The script must output the API key to stdout. It runs in /bin/sh and the result is sent as both X-Api-Key and Authorization: Bearer headers.

/opt/scripts/get-claude-key.sh
#!/bin/bash
# Example: fetch from AWS Secrets Manager
aws secretsmanager get-secret-value \
--secret-id claude-api-key \
--query SecretString \
--output text

Bedrock returns “model not found”: Check that Claude models are enabled in your Bedrock region. Not all regions have all models. Use the cross-region inference prefix (us.) if your region does not have the specific model version.

Vertex AI authentication fails in CI: Workload identity federation must be configured correctly.
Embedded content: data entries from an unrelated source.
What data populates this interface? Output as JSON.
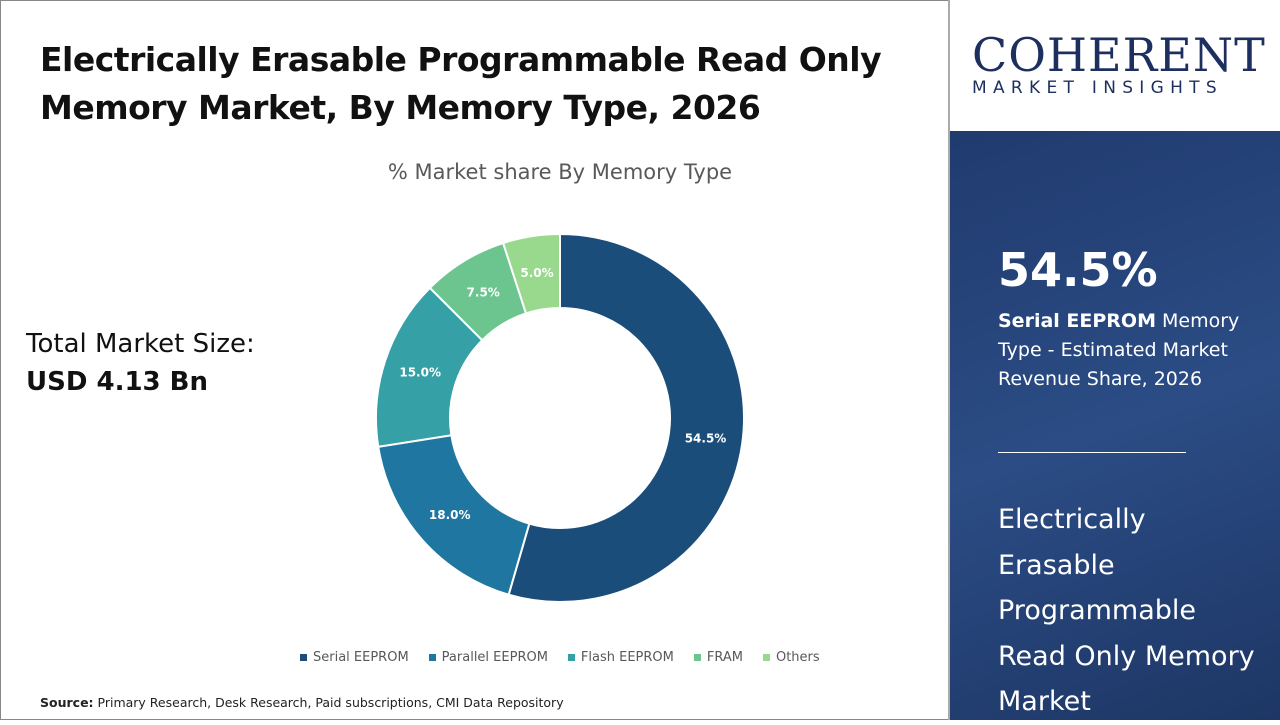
{
  "title": "Electrically Erasable Programmable Read Only Memory Market, By Memory Type, 2026",
  "total": {
    "label": "Total Market Size:",
    "value": "USD 4.13 Bn"
  },
  "source": {
    "label": "Source:",
    "text": "Primary Research, Desk Research, Paid subscriptions, CMI Data Repository"
  },
  "logo": {
    "top": "COHERENT",
    "bottom": "MARKET INSIGHTS"
  },
  "side": {
    "pct": "54.5%",
    "bold": "Serial EEPROM",
    "rest": " Memory Type - Estimated Market Revenue Share, 2026",
    "market": "Electrically Erasable Programmable Read Only Memory Market"
  },
  "chart_data": {
    "type": "pie",
    "donut": true,
    "title": "% Market share By Memory Type",
    "categories": [
      "Serial EEPROM",
      "Parallel EEPROM",
      "Flash EEPROM",
      "FRAM",
      "Others"
    ],
    "values": [
      54.5,
      18.0,
      15.0,
      7.5,
      5.0
    ],
    "labels": [
      "54.5%",
      "18.0%",
      "15.0%",
      "7.5%",
      "5.0%"
    ],
    "colors": [
      "#1b4d7a",
      "#1f76a0",
      "#35a0a6",
      "#6cc58f",
      "#98d98e"
    ],
    "legend": "bottom"
  }
}
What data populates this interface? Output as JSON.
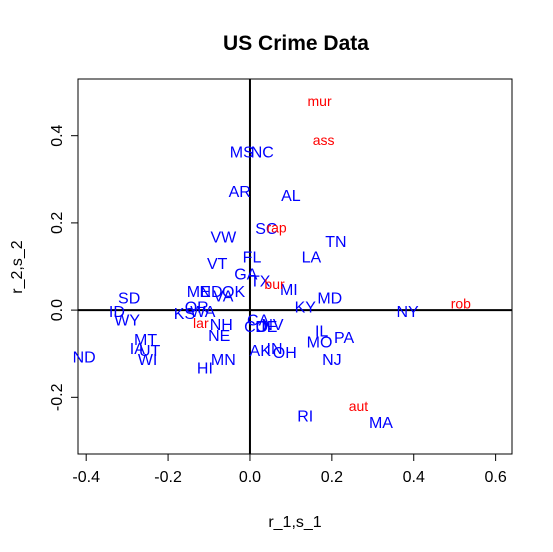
{
  "chart_data": {
    "type": "scatter",
    "title": "US Crime Data",
    "xlabel": "r_1,s_1",
    "ylabel": "r_2,s_2",
    "xlim": [
      -0.42,
      0.64
    ],
    "ylim": [
      -0.33,
      0.53
    ],
    "xticks": [
      -0.4,
      -0.2,
      0.0,
      0.2,
      0.4,
      0.6
    ],
    "xtick_labels": [
      "-0.4",
      "-0.2",
      "0.0",
      "0.2",
      "0.4",
      "0.6"
    ],
    "yticks": [
      -0.2,
      0.0,
      0.2,
      0.4
    ],
    "ytick_labels": [
      "-0.2",
      "0.0",
      "0.2",
      "0.4"
    ],
    "reference_lines": {
      "x": 0,
      "y": 0
    },
    "grid": false,
    "colors": {
      "states": "#0000ff",
      "variables": "#ff0000",
      "axes": "#000000"
    },
    "series": [
      {
        "color": "#0000ff",
        "points": [
          {
            "label": "MS",
            "x": -0.02,
            "y": 0.36
          },
          {
            "label": "NC",
            "x": 0.03,
            "y": 0.36
          },
          {
            "label": "AR",
            "x": -0.025,
            "y": 0.27
          },
          {
            "label": "AL",
            "x": 0.1,
            "y": 0.26
          },
          {
            "label": "SC",
            "x": 0.04,
            "y": 0.185
          },
          {
            "label": "TN",
            "x": 0.21,
            "y": 0.155
          },
          {
            "label": "VW",
            "x": -0.065,
            "y": 0.165
          },
          {
            "label": "FL",
            "x": 0.005,
            "y": 0.12
          },
          {
            "label": "LA",
            "x": 0.15,
            "y": 0.12
          },
          {
            "label": "VT",
            "x": -0.08,
            "y": 0.105
          },
          {
            "label": "GA",
            "x": -0.01,
            "y": 0.08
          },
          {
            "label": "TX",
            "x": 0.025,
            "y": 0.065
          },
          {
            "label": "MI",
            "x": 0.095,
            "y": 0.045
          },
          {
            "label": "ME",
            "x": -0.125,
            "y": 0.04
          },
          {
            "label": "ND",
            "x": -0.095,
            "y": 0.04
          },
          {
            "label": "VA",
            "x": -0.065,
            "y": 0.03
          },
          {
            "label": "OK",
            "x": -0.04,
            "y": 0.04
          },
          {
            "label": "MD",
            "x": 0.195,
            "y": 0.025
          },
          {
            "label": "KY",
            "x": 0.135,
            "y": 0.005
          },
          {
            "label": "NY",
            "x": 0.385,
            "y": -0.005
          },
          {
            "label": "SD",
            "x": -0.295,
            "y": 0.025
          },
          {
            "label": "ID",
            "x": -0.325,
            "y": -0.005
          },
          {
            "label": "WY",
            "x": -0.3,
            "y": -0.025
          },
          {
            "label": "KS",
            "x": -0.16,
            "y": -0.01
          },
          {
            "label": "OR",
            "x": -0.13,
            "y": 0.005
          },
          {
            "label": "WA",
            "x": -0.115,
            "y": -0.005
          },
          {
            "label": "NH",
            "x": -0.07,
            "y": -0.035
          },
          {
            "label": "NE",
            "x": -0.075,
            "y": -0.06
          },
          {
            "label": "CA",
            "x": 0.02,
            "y": -0.025
          },
          {
            "label": "CO",
            "x": 0.015,
            "y": -0.04
          },
          {
            "label": "DE",
            "x": 0.04,
            "y": -0.04
          },
          {
            "label": "NV",
            "x": 0.055,
            "y": -0.035
          },
          {
            "label": "MO",
            "x": 0.17,
            "y": -0.075
          },
          {
            "label": "IL",
            "x": 0.175,
            "y": -0.05
          },
          {
            "label": "PA",
            "x": 0.23,
            "y": -0.065
          },
          {
            "label": "MT",
            "x": -0.255,
            "y": -0.07
          },
          {
            "label": "IA",
            "x": -0.275,
            "y": -0.09
          },
          {
            "label": "UT",
            "x": -0.245,
            "y": -0.095
          },
          {
            "label": "WI",
            "x": -0.25,
            "y": -0.115
          },
          {
            "label": "AK",
            "x": 0.025,
            "y": -0.095
          },
          {
            "label": "IN",
            "x": 0.06,
            "y": -0.09
          },
          {
            "label": "OH",
            "x": 0.085,
            "y": -0.1
          },
          {
            "label": "NJ",
            "x": 0.2,
            "y": -0.115
          },
          {
            "label": "MN",
            "x": -0.065,
            "y": -0.115
          },
          {
            "label": "HI",
            "x": -0.11,
            "y": -0.135
          },
          {
            "label": "ND",
            "x": -0.405,
            "y": -0.11
          },
          {
            "label": "RI",
            "x": 0.135,
            "y": -0.245
          },
          {
            "label": "MA",
            "x": 0.32,
            "y": -0.26
          }
        ]
      },
      {
        "color": "#ff0000",
        "points": [
          {
            "label": "mur",
            "x": 0.17,
            "y": 0.48
          },
          {
            "label": "ass",
            "x": 0.18,
            "y": 0.39
          },
          {
            "label": "rap",
            "x": 0.065,
            "y": 0.19
          },
          {
            "label": "bur",
            "x": 0.06,
            "y": 0.06
          },
          {
            "label": "lar",
            "x": -0.12,
            "y": -0.03
          },
          {
            "label": "rob",
            "x": 0.515,
            "y": 0.015
          },
          {
            "label": "aut",
            "x": 0.265,
            "y": -0.22
          }
        ]
      }
    ]
  }
}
The GitHub OIDC token must map to a service account with Vertex AI permissions. Check gcloud auth application-default print-access-token to verify credentials.

LiteLLM proxy adds latency: LiteLLM adds a hop. For latency-sensitive workflows, consider running it on the same machine or network as your developers. Typical overhead is 50-100ms per request.

Custom gateway strips headers: Some API gateways modify or strip headers that Anthropic’s API requires. Ensure your gateway passes through anthropic-version, content-type, and x-api-key headers without modification.